Ø  Writing is a powerful stimulant to the neuroplasticity of our brain.

 

My favorite quotes:

“How we think not only affects our own spirit, soul, and body but also people around us.” (p. 24)

 

“Our mind is designed to control the body, of which the brain is a part, not the other way around. Matter does not control us; we control matter through our thinking and choosing. We cannot control the events and circumstances of life but we can control our reactions.” (p. 33)

 

“Our thoughts, imagination, and choices can change the structure and function of our brains on every level: molecular, genetic, epigenetic, cellular, structural, neurochemical, and electromagnetic, and even subatomic.” (p. 68)

 

“The law of entanglement in quantum physics states that relationship is the defining characteristic of everything in space and time.” (p. 121)

 

“Automatization applies to everything in your life, because everything you do and say is first a thought. This means nothing happens until you first build the thought, which is like the root of a tree buried under the ground. The thought produces words, actions, behavior, and so on, which can be compared to the tree, branches, leaves, flowers, and fruit you see above the ground.” (p. 133)

 

“Attitude is a state of mind—a thought plus its attached emotions—and it influences what you say and do.” (p. 161)

 

Dr. Leaf’s book was an interesting crosswalk between current neuroscience and scripture. She frequently used one to reinforce the other. She made me think. Which I love…

Wednesday, March 18, 2026

InquiryGurus

Some of the smartest people I know play dumb a lot. They steadily pitch questions at us that make us think. Then those crafty characters glean the collective wisdom that comes out of the responses to their powerful questions.

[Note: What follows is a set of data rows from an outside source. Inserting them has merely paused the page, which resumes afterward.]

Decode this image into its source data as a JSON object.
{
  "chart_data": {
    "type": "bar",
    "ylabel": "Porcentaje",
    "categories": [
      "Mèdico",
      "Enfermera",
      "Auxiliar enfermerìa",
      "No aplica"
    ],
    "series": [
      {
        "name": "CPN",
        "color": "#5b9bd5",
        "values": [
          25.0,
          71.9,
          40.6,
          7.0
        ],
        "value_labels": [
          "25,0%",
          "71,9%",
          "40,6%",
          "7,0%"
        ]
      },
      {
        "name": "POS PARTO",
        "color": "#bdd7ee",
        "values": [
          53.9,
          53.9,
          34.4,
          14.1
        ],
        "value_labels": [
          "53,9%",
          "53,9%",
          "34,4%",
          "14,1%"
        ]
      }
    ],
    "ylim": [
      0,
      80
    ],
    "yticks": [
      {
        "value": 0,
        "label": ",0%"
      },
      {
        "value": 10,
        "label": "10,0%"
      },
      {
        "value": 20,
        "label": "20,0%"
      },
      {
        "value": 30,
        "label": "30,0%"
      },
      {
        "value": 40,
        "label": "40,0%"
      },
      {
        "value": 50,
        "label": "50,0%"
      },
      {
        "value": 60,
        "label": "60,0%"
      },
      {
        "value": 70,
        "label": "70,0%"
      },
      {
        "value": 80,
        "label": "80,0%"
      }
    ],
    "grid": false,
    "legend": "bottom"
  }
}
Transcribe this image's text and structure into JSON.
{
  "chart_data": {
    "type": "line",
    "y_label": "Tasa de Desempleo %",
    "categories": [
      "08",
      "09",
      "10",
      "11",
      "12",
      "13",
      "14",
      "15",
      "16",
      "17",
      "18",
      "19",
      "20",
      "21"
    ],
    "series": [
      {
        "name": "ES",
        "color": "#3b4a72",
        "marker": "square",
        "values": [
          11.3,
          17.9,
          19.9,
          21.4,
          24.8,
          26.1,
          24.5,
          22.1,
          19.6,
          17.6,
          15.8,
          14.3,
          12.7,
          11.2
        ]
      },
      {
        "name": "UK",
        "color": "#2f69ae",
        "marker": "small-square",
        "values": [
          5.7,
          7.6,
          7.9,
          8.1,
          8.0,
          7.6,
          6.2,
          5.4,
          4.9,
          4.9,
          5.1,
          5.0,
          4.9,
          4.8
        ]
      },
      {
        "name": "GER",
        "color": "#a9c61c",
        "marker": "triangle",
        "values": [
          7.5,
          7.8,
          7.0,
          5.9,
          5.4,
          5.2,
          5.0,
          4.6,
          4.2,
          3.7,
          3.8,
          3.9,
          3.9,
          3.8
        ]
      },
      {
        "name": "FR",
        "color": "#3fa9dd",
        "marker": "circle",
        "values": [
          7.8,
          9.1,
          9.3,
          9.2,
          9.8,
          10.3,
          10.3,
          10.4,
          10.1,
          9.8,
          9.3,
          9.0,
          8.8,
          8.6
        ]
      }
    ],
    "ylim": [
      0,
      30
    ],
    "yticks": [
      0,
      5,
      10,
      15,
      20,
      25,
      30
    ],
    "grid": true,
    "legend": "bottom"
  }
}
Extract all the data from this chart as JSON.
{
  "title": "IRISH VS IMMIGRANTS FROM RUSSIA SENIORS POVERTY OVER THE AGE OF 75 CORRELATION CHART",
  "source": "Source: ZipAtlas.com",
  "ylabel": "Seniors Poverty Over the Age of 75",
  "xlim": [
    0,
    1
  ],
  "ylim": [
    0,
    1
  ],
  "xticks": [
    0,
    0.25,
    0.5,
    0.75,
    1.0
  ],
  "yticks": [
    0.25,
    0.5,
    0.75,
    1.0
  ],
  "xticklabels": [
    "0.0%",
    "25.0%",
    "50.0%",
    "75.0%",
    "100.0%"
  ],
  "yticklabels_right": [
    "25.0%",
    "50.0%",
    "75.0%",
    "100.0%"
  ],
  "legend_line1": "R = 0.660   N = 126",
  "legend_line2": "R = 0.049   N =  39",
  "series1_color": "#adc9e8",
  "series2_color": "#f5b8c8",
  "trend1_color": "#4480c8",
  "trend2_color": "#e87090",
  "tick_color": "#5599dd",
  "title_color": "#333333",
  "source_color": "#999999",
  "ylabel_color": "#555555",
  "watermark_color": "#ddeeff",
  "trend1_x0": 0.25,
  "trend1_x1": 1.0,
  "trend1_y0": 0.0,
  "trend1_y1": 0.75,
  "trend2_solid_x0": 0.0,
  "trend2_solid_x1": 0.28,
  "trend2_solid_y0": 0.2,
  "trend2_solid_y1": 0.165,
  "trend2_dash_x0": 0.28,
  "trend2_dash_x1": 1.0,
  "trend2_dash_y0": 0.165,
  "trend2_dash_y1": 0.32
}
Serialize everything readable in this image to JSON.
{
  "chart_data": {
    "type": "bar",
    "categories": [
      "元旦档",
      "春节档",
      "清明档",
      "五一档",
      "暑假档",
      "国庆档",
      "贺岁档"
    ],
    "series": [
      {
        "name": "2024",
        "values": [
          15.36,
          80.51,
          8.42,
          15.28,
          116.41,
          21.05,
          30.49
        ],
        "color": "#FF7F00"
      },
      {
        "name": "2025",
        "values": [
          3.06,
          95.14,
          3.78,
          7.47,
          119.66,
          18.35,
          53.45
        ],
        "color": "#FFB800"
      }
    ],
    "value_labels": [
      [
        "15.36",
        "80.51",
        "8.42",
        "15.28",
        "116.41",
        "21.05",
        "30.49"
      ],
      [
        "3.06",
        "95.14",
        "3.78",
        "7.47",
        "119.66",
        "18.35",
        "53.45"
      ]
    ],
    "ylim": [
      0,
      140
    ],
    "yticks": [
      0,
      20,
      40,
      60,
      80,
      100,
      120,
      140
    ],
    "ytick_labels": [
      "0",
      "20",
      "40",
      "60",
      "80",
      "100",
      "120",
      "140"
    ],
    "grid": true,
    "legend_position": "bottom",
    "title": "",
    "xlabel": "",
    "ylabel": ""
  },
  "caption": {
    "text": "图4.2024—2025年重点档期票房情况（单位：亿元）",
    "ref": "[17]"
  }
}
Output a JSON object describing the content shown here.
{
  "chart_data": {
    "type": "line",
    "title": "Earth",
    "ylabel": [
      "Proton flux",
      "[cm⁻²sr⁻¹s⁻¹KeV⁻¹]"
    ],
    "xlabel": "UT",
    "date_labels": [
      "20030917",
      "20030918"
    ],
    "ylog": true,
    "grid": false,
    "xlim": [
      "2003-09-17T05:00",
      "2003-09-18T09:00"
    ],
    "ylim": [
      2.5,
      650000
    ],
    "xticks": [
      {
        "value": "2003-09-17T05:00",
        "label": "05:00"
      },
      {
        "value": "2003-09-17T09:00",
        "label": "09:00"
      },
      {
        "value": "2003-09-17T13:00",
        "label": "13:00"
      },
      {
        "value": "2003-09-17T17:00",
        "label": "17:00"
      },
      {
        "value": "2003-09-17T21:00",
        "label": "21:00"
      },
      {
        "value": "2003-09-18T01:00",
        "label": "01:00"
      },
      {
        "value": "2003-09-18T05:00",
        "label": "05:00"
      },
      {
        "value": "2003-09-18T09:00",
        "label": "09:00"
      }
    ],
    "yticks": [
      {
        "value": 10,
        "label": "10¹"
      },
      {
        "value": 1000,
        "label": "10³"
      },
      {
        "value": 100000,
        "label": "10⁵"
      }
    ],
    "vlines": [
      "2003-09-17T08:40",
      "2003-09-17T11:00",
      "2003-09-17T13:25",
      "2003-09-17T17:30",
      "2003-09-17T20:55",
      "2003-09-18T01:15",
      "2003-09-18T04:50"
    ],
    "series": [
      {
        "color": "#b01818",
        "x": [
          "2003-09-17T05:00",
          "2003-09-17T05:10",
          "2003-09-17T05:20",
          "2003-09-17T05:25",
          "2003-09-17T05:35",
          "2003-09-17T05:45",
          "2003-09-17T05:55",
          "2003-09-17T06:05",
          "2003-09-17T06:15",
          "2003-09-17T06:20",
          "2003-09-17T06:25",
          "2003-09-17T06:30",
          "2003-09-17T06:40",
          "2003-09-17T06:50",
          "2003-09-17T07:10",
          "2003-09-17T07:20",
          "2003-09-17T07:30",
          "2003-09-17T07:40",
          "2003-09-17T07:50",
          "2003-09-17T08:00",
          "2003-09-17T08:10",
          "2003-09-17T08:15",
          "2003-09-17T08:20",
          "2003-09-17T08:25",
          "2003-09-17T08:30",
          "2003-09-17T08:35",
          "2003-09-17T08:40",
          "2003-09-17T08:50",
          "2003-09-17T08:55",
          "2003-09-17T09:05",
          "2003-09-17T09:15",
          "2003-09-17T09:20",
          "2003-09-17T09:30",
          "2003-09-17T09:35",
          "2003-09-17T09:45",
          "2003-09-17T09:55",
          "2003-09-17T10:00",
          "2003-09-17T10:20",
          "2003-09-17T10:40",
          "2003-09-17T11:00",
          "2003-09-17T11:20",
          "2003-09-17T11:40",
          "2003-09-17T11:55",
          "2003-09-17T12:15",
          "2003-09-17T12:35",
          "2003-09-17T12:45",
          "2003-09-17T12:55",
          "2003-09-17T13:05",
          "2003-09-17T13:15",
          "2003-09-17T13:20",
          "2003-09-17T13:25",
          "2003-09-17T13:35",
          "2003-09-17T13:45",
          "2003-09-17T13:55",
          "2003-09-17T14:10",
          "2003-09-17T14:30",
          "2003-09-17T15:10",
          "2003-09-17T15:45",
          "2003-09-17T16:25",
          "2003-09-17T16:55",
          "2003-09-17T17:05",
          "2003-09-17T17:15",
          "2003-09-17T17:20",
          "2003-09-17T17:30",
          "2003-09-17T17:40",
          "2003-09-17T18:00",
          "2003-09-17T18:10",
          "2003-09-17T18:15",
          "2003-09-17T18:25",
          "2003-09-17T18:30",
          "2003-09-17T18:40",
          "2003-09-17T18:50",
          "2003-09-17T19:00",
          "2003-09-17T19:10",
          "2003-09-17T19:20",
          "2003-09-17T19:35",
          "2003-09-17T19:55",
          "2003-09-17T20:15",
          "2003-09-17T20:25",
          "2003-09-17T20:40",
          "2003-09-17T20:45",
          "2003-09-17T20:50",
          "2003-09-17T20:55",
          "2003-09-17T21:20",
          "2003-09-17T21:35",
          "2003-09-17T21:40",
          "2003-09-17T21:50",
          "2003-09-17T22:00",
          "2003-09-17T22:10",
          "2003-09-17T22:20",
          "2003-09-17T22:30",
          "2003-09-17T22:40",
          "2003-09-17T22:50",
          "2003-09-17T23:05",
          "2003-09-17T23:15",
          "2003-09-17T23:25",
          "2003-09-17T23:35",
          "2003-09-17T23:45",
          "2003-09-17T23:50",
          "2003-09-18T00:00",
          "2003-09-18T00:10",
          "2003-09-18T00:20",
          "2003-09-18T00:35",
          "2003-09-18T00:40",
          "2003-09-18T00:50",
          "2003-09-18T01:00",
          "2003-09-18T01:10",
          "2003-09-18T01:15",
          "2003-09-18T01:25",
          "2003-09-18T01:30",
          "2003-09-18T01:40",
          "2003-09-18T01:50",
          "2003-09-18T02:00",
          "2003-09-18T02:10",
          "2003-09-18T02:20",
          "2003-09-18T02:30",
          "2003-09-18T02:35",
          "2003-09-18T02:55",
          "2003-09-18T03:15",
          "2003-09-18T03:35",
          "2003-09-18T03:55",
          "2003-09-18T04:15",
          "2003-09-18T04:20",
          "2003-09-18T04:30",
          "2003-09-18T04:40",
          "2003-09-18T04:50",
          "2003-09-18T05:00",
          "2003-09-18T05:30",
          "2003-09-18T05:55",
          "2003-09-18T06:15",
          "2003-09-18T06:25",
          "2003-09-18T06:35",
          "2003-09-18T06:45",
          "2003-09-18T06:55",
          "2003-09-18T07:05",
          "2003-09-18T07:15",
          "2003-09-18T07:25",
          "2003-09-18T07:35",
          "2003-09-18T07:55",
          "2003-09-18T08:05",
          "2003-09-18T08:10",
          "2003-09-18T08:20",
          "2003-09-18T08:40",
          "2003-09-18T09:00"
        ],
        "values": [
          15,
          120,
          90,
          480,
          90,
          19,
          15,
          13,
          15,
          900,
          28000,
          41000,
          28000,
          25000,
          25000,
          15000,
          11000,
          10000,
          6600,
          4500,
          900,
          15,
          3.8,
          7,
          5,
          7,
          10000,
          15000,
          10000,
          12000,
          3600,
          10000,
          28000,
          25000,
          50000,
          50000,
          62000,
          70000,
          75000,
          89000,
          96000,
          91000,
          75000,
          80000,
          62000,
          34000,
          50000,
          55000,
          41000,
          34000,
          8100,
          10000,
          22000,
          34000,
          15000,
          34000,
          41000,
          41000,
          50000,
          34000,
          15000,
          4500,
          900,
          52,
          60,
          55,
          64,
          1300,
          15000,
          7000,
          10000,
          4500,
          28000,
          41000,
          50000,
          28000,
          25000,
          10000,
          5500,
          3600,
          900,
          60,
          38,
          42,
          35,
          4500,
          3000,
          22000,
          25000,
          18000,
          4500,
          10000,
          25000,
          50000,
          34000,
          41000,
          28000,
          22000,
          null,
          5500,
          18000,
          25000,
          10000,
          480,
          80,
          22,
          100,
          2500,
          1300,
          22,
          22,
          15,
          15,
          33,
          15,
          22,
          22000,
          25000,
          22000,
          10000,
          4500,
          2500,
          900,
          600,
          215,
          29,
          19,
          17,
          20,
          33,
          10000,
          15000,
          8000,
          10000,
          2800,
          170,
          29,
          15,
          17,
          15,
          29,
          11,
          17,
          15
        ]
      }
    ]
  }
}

Here are some things I've noticed in the questions these Inquiry Gurus put on the table...

  • Their question stems frequently come in invitational formats such as "What should we consider as we ... ?" and "How might we ... ?" 
  • They pitch one question at a time, not bundling or daisy-chaining them.
  • They keep each question short and compartmentalized.
  • They almost never ask a Yes/No question. 
  • They almost always end with this one: "What are we missing?"
Did I mention that the Inquiry Gurus spend far more time listening than they do talking???